The first thing anyone said came from this man who would become my first friend in Belgium. This man told me that he liked my lipstick - and then asked if I wanted to go bungee jumping the next day. What a line!! I said no. I asked his name - the first and only question I had been able to ask - and he said 'Why so many questions?'. This was my introduction to Crazy Jan.

Jan decided that it was his responsibility to represent Belgium to me - this silly American girl - and to make sure I explored and got to know Belgium. Thus he embarked on an effort to expose me to a different aspect of Belgian life each weekend.

He took me to Ghent to drink Genever in quantities and flavour combinations that I would prefer to forget. I am pretty sure we looked at some churches and canals and art galleries, but couldn't tell you anything substantive about them. I do remember he took me to see the world's largest hanging basket of flowers - Yep. - I know, I know - you want the details of how to get there - booking a flight as you read this....

He took me kayaking on the Lesse and Meuse rivers near Dinant where he egged me in to tipping the boat over a waterfall - or three of them - with us in it.
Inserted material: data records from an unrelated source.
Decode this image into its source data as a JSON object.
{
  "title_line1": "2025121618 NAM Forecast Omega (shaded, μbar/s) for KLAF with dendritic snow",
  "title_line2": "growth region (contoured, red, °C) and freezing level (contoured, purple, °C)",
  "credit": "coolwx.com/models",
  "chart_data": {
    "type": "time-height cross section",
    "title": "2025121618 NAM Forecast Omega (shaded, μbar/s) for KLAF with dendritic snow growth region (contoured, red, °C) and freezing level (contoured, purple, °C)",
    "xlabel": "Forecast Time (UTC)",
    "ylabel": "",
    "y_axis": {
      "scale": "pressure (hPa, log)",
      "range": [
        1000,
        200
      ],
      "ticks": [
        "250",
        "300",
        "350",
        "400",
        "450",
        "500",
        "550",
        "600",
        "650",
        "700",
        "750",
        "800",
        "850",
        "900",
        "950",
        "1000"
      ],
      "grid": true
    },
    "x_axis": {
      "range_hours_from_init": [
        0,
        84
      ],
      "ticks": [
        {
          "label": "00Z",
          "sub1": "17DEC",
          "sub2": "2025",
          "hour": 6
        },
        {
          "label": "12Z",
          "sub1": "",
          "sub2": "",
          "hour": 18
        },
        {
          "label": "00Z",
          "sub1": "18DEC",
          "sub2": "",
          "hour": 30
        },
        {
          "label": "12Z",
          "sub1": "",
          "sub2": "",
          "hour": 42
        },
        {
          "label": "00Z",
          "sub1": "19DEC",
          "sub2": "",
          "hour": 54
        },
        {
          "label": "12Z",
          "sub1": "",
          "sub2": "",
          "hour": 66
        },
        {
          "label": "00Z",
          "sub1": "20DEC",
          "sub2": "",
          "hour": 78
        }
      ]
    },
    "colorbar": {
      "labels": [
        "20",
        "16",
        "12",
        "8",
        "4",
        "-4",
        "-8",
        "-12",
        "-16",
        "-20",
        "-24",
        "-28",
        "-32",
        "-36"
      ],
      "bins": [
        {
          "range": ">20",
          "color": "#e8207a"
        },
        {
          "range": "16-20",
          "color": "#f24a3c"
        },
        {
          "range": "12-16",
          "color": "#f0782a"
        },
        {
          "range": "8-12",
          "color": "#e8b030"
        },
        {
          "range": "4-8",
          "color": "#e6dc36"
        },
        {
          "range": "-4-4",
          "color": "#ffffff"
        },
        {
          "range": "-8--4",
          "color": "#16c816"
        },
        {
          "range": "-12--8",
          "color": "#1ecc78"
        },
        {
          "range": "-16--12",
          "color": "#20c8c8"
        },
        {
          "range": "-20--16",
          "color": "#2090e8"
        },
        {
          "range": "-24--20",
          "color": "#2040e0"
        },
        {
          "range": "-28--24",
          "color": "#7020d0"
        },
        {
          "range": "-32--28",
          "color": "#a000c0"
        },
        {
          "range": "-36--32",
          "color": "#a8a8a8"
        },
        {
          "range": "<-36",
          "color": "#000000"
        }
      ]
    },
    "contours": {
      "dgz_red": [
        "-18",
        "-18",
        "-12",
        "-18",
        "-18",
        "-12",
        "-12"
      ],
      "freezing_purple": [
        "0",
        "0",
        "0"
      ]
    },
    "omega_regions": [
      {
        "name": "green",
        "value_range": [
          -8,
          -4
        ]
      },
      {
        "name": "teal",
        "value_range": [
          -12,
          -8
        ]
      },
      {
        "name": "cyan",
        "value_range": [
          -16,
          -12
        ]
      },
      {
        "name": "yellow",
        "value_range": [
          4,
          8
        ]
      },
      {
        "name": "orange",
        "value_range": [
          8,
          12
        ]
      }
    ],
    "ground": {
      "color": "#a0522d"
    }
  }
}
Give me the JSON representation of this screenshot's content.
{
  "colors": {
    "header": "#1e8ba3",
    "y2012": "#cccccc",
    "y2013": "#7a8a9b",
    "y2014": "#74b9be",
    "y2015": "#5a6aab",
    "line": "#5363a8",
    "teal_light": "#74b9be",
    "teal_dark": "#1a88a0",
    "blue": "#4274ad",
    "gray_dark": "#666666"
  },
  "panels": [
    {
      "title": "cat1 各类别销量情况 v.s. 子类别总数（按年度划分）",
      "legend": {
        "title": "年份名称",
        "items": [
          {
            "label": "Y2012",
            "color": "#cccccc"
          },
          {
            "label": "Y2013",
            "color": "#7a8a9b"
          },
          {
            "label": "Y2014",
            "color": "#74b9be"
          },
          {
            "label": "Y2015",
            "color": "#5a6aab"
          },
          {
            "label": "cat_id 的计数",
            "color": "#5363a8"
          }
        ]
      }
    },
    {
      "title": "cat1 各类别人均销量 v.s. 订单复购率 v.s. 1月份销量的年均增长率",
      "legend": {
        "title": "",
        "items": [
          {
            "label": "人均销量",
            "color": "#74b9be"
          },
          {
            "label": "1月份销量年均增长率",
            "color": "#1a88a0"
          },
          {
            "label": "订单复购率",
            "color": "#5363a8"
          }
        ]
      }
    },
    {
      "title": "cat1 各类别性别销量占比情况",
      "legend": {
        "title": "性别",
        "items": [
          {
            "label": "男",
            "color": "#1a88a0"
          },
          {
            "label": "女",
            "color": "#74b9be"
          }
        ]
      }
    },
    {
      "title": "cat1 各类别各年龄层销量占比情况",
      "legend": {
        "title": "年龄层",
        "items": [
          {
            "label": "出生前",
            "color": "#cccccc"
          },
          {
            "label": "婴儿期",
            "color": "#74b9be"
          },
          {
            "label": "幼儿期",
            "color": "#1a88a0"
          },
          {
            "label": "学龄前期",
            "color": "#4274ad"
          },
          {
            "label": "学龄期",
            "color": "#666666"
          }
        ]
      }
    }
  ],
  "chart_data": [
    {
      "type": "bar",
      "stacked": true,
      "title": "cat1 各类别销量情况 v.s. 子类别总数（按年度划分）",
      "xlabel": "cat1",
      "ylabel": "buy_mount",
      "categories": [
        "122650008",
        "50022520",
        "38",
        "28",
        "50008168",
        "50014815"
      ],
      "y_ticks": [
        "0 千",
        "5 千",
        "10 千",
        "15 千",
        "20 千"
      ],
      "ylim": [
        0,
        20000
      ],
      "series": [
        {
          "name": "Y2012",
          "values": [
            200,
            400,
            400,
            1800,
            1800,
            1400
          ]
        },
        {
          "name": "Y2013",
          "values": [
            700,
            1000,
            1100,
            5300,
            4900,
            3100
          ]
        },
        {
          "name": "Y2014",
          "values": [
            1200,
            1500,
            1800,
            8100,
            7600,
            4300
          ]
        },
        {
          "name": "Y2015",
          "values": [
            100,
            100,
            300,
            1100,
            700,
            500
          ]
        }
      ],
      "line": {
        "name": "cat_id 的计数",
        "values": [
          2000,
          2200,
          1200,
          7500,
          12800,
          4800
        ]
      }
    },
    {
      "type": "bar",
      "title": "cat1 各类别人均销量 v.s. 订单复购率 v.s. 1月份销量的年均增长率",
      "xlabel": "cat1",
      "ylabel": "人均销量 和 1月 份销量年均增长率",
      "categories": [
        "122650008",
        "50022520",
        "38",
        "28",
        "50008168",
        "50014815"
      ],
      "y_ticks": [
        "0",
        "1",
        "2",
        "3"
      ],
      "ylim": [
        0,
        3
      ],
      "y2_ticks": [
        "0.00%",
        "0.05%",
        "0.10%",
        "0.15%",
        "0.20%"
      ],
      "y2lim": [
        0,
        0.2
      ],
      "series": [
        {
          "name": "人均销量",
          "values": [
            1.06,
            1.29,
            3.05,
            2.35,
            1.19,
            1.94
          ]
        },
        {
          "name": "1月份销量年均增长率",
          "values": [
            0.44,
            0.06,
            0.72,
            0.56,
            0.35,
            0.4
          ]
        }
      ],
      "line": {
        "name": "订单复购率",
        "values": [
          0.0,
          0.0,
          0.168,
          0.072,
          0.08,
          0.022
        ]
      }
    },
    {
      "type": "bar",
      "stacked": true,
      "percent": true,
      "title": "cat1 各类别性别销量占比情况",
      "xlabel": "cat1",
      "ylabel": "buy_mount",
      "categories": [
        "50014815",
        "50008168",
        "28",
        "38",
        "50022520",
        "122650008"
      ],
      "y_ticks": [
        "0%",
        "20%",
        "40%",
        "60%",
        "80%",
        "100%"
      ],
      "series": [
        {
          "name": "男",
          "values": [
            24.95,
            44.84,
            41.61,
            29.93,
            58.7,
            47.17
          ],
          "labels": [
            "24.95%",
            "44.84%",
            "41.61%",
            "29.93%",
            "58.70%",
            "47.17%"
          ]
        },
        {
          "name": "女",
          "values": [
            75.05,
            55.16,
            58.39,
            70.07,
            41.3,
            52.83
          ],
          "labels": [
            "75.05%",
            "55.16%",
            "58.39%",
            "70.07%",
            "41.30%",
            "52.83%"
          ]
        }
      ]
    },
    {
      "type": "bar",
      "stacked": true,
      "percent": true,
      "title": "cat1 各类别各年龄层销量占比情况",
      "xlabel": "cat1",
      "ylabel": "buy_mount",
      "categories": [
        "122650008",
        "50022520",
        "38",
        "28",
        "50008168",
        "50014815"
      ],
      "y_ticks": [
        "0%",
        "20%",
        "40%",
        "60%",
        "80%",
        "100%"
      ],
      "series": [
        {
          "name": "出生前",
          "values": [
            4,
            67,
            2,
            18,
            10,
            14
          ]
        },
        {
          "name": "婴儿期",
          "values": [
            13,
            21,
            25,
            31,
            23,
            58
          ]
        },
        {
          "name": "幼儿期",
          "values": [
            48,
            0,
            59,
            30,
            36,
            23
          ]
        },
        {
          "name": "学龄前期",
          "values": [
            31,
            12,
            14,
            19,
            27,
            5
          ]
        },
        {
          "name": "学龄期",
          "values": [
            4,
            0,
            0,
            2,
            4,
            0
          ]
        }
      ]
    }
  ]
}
He encouraged me to steal a better kayak from other people while we were on one of many beer stops down the river run. He lost the keys to his car and set the alarm off which rang at top volume non-stop for 2 hours until his best friend drove all the way out to Dinant with an extra set of keys. He thought it was hilarious.

He took me for Moules near the Begiunage in Brugge and then bicycle riding in Zeebrugge where he insisted that we ride out to the cargo dock miles out the causeway to the cargo load in freezing wind. When we encountered a 10-foot chain link fence on the way out to the cargo load - which pretty clearly meant no trespassing - he insisted that I climb the fence - with my bicycle no less!!! We road out by these massive cargo ships that hold thousands of those cargo boxes like on 18-wheeler trucks. We drove around stacks of boxes waiting to be loaded (later learning that we had ridden around the one filled with immigrants who perished days later) - scary! But he made me do it. And I did.

He invited me to parties, took me to receptions (many of which we crashed without my knowledge until it was exposed) He gave me adventure. Most importantly, he introduced me to his friends - many of whom have become good friends as well. A couple of whom who have become my very best friends.

Crazy Jan has this ability to bring people together and to make everything a fun experience. I was honoured to be present at his wedding a while ago and recently to get a chance to hold their beautiful new baby Nele.

His wife Tania is an amazing woman. She is kind, intelligent, beautiful and funny - it was she who planned this 40th birthday party. She had planned it for a year - and it showed. There were servers bringing gourmet bites all evening, foie gras and onion confit, crevettes salad, Camembert with toasted nuts, marinated anti pasta bites, tiny mousse cups and tarts and petit fours etc - Open bar, DJ, and a really good live band - along with a slide show going all night and featuring over 600 photos of Jan's life - I was tickled when photos of my parties came up - photos of my dog. Like I fit in to the puzzle a bit. Like I was part of someone's life history - not in America, but here in my adopted home country. It meant so much to me because it verified that I have been woven in to at least a small part of Belgium and not lived on the periphery like so many expats do. I think my Dad would be proud of me for that alone.

I have said this before, but it bears saying again. Friends are the most important thing in the world. And I certainly appreciate the friends I have here and back home. Thank you all for being so wonderful.